It's an easy but important one. So, question: Put 2 (or more) French people at a table. What are they going to talk about?
Fashion? It would depress most of us, especially not rake thin women 40s or older (and swimming costumes are NEVER to be mentionned, it's bordering on hanging offense)
Politics? first, we're irritable and sorta cranky by nature... but we're not crazy (mostly. Sorta)
Any ideas? (no peeking, and tell me what you guessed in the comments)
Done?
So let me tell you: Put 2 or more French people around a table, and what they will talk about is:
What they are eating right this minute, what they ate (any day any time from yesterday to 25 years ago), what they will eat in the more or less distant future.
Food (and drinks because they are related... no seriously) is a very VERY important business in France.

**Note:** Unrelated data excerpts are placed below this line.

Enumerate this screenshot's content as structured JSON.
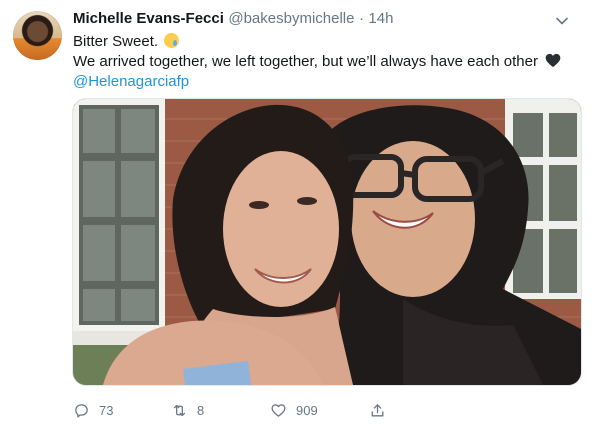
{
  "tweet": {
    "display_name": "Michelle Evans-Fecci",
    "handle": "@bakesbymichelle",
    "separator": "·",
    "time": "14h",
    "line1": "Bitter Sweet.",
    "line2": "We arrived together, we left together, but we’ll always have each other",
    "mention": "@Helenagarciafp",
    "emoji_1": "crying-face",
    "emoji_2": "black-heart"
  },
  "actions": {
    "replies": "73",
    "retweets": "8",
    "likes": "909"
  },
  "colors": {
    "link": "#1b95e0",
    "secondary_text": "#657786",
    "primary_text": "#14171a"
  },
  "icons": [
    "caret-down-icon",
    "reply-icon",
    "retweet-icon",
    "like-icon",
    "share-icon"
  ]
}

And one key element of that are the markets
Most small towns have permanent markets, mostly build in the 19th century in glass and iron structure like the Pavillons Baltard in Paris
There are permanent foodstall, jams and delicacy homemade cakes ans speciality local produces (and fish, of course!)
Then there are Market days. Twice a week.
And those are IMPORTANT days, people.
Because it's the place where you find the best produce, the tomatoes that graw up 2 miles away and the local honey that you can be pretty sure is actual bee vomit and not artifially colored glucose sirup (I was sooo angry when I learned that one)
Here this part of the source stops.